DNA computing and information storage is a viable, rapidly emerging and quickly commercialised technology. Our capacity to manipulate, synthetise, and digitally interface with DNA as a biochemical medium is setting the stage for a radical reappraisal of biocomputing in general, leading to the idea of bioprogramming.
Perhaps you have heard about nanorobots or other microscopic machines. All of them can be described as applied biocomputational apparatuses of sorts - synthetic creatures controlled by biochemical signals. However, what if we could directly program organisms and cells using state-of-the-art digital interfaces? How much of the world could become programmable? The possibility of this vision of a programmable world lies in DNA.
From the computational perspective, DNA offers both information-storing and information-processing solutions, given that it is not just a static information medium, but a medium that actively computes upon itself by replicating and rewriting its own code. Moreover, enzymes that regulate DNA copying can check and repair the errors in data duplication, which turns DNA into a self-repairing information archive. DNA thus represents a durable and flexible computational substrate that enables scale-free, in-memory, parallel processing that bypasses the inherent limitations of von Neumann computer architecture.
However, one can move beyond the DNA itself and assemble whole computational circuits from the building blocks of DNA, RNA, enzymes, and proteins. These are analogous to electronic semiconductor integrated circuits, which consist of logical gates representing different operations with information. However, instead of electrons conducted through the network of logical gates carved on the surface of the chip, biological circuits rely on a large portfolio of bioanalogs: conducting flux of RNA polymerase alongside DNA strands, controlling the production of proteins in ribosomes, or exploiting regulatory networks in cells and bacteria.

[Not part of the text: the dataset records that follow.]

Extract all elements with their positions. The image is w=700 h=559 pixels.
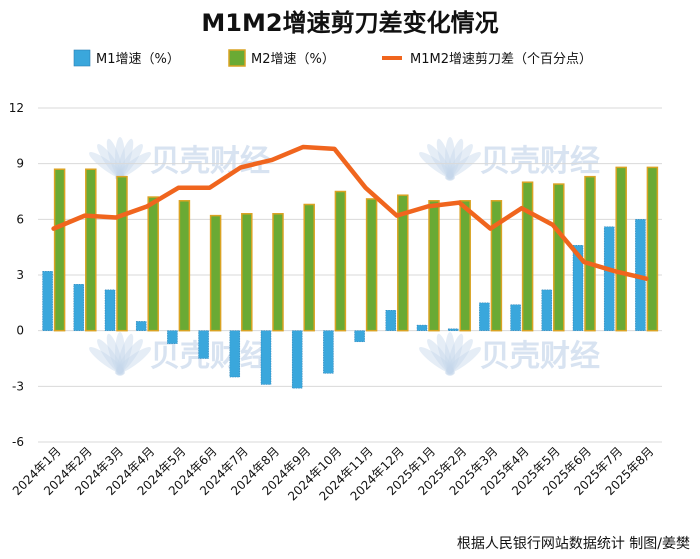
watermark-logo-icon xyxy=(89,137,151,181)
y-tick-label: -6 xyxy=(12,435,24,449)
watermark-text: 贝壳财经 xyxy=(480,144,600,179)
watermark-shell-petal xyxy=(115,137,125,181)
y-tick-label: 6 xyxy=(16,212,24,226)
legend-swatch-m1 xyxy=(73,49,91,67)
watermark-shell-petal xyxy=(444,152,481,180)
y-axis: 12 9 6 3 0 -3 -6 xyxy=(9,101,24,449)
spread-line xyxy=(51,144,649,281)
m1-bar xyxy=(135,321,147,331)
watermark-shell-petal xyxy=(436,333,454,376)
m1-bar xyxy=(229,330,241,378)
watermark-text: 贝壳财经 xyxy=(480,339,600,374)
m1-bar xyxy=(291,330,303,389)
m2-bar xyxy=(521,181,534,332)
watermark-shell-petal xyxy=(445,332,455,376)
m1-bar xyxy=(385,310,397,331)
watermark-shell-petal xyxy=(427,144,455,181)
m2-bar xyxy=(85,168,97,332)
watermark-shell-petal xyxy=(115,144,143,181)
m2-bar xyxy=(303,203,315,332)
m1-bar xyxy=(167,330,178,344)
y-tick-label: 12 xyxy=(9,101,24,115)
m2-bar xyxy=(116,175,128,332)
m1-bar xyxy=(42,271,53,331)
m1-bar xyxy=(198,330,209,359)
watermark-shell-petal xyxy=(446,333,464,376)
chart-title: M1M2增速剪刀差变化情况 xyxy=(201,9,498,37)
m2-bar xyxy=(53,168,66,332)
watermark-shell-petal xyxy=(97,144,125,181)
watermark-shell-petal xyxy=(444,347,481,375)
watermark-shell-petal xyxy=(445,144,473,181)
m2-bar xyxy=(459,200,471,332)
legend-swatch-m2 xyxy=(228,49,246,67)
m2-bar xyxy=(428,200,440,332)
watermark-shell-petal xyxy=(427,339,455,376)
watermark-shell-petal xyxy=(436,138,454,181)
y-tick-label: 9 xyxy=(16,157,24,171)
watermark-shell-petal xyxy=(97,339,125,376)
watermark-shell-petal xyxy=(89,152,126,180)
m2-bar xyxy=(178,200,191,332)
watermark-shell-petal xyxy=(106,138,124,181)
m1-bar xyxy=(572,245,584,331)
legend-label-m1: M1增速（%） xyxy=(96,52,180,67)
m2-bar xyxy=(397,194,409,332)
m2-bar xyxy=(334,190,347,332)
m1-bar xyxy=(603,226,615,331)
legend: M1增速（%） M2增速（%） M1M2增速剪刀差（个百分点） xyxy=(73,49,592,67)
m2-bar xyxy=(584,175,596,332)
m1-bar xyxy=(541,289,553,331)
source-note: 根据人民银行网站数据统计 制图/姜樊 xyxy=(457,536,690,552)
m1-bar xyxy=(323,330,334,374)
m1-bar xyxy=(479,302,490,331)
watermark-logo-icon xyxy=(419,137,481,181)
y-tick-label: 0 xyxy=(16,324,24,338)
m2-bar xyxy=(241,213,253,332)
m2-bar xyxy=(365,198,378,332)
legend-label-m2: M2增速（%） xyxy=(251,52,335,67)
y-tick-label: -3 xyxy=(12,379,24,393)
m1-bar xyxy=(510,304,521,331)
watermark-text: 贝壳财经 xyxy=(150,339,270,374)
m2-bar xyxy=(615,166,627,332)
watermark-shell-petal xyxy=(114,152,151,180)
m2-bar xyxy=(490,200,503,332)
x-axis: 2024年1月2024年2月2024年3月2024年4月2024年5月2024年… xyxy=(10,444,657,503)
watermark-shell-petal xyxy=(116,138,134,181)
spread-series-line xyxy=(51,144,649,281)
m1-bar xyxy=(447,328,459,331)
watermark-text: 贝壳财经 xyxy=(150,144,270,179)
m2-bar xyxy=(147,196,159,332)
m1-bar xyxy=(73,284,85,331)
watermark-logo-icon xyxy=(89,332,151,376)
y-tick-label: 3 xyxy=(16,268,24,282)
m1-bar xyxy=(260,330,272,385)
watermark-shell-petal xyxy=(106,333,124,376)
watermark-shell-petal xyxy=(445,339,473,376)
m2-bar xyxy=(553,183,565,332)
watermark-shell-petal xyxy=(445,137,455,181)
watermark-shell-petal xyxy=(114,347,151,375)
m1-bar xyxy=(354,330,365,343)
m2-bar xyxy=(209,214,222,332)
legend-label-spread: M1M2增速剪刀差（个百分点） xyxy=(410,51,592,67)
watermark-shell-petal xyxy=(446,138,464,181)
watermark-shell-petal xyxy=(116,333,134,376)
m1-bar xyxy=(104,289,116,331)
watermark-shell-petal xyxy=(419,347,456,375)
m2-bars xyxy=(53,166,659,332)
watermark-shell-petal xyxy=(419,152,456,180)
m2-bar xyxy=(272,213,284,332)
watermark-shell-petal xyxy=(89,347,126,375)
watermark-shell-petal xyxy=(115,332,125,376)
watermark-logo-icon xyxy=(419,332,481,376)
watermark-shell-petal xyxy=(115,339,143,376)
m1-bar xyxy=(416,324,428,331)
m2-bar xyxy=(646,166,659,332)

Moreover, while the logical gates in integrated semiconductor circuits are made of transistors, their biological counterparts use transcriptors, which are based on input-output biochemical regulators, such as promoter and repressor proteins.[1] For example, a biological version of NOT gate uses a combination of biochemical promoters and repressors to control the flux of RNA polymerase (RNAP). If the input promoter is switched ON (= value 1), then the gate produces a repressor on its output, which halts the RNAP flux (= 0). Conversely, if the promoter is switched OFF (= 0), then the output is a promoter that sends RNAP flux further (= 1).
Compared to electronic circuits, the advantage of biological circuits is little to no information loss. Moreover, they have superior spatial efficiency. Think about the Apollo Guidance Computer - the first digital computer made of silicon integrated circuits. This was fairly simple hardware composed of 5600 NOR gates, fit into a machine half a meter long and weighing over 30 kg. Compared to this hardware, its biocomputational version could be easily contained in a single cell.[2] However, they have also major limitations - while the semiconductor circuits have distinct pathways that conduct electrons through the maze of gates, biological computation happens in the organic “soup” inside the cell, where molecules interfere with each other in an open environment. Moreover, different promoters and repressors produce distinct chemicals, so there is no universal chemical gate structure for all operations - different gates need different promoters and repressors, and they have to be insulated from each other.
Despite these design hurdles, biological circuits unlock a whole new field of computation - programming life at its root, by means of synthesising and editing DNA sequences inside cells and microorganisms. Hence, one of the possible futures of computation is its extension into bioeconomy through programming microorganisms, making them produce specific materials, recycling waste, or controlling the growth of organs.
Instead of programming computers that govern environments in which organisms exist, it will be suddenly possible to program the organisms right away. Here, biocomputing finds itself on the interface with synthetic biology, using hardware-independent coding languages such as Verilog to rewrite or update the properties and behaviour of organic matter.
This leads some scholars (such as Christopher Voigt from MIT) to quite an audacious vision of the programmable world, where modified organisms run human-installed algorithms that change the way they function or express their genome. In some instances, the programmable world is already here. Many of us are intimately familiar with mRNA Covid-19 vaccines - the feats of synthetic biology, initially shipped around the globe in the form of digitised RNA sequences and synthesised on demand by different laboratories.
These vaccines are the results of the interfacing between good old-fashioned computation and biocomputing: unlike vaccines that had to be reproduced from material samples, mRNA vaccines are essentially cloud vaccines, downloadable from email attachments.[3]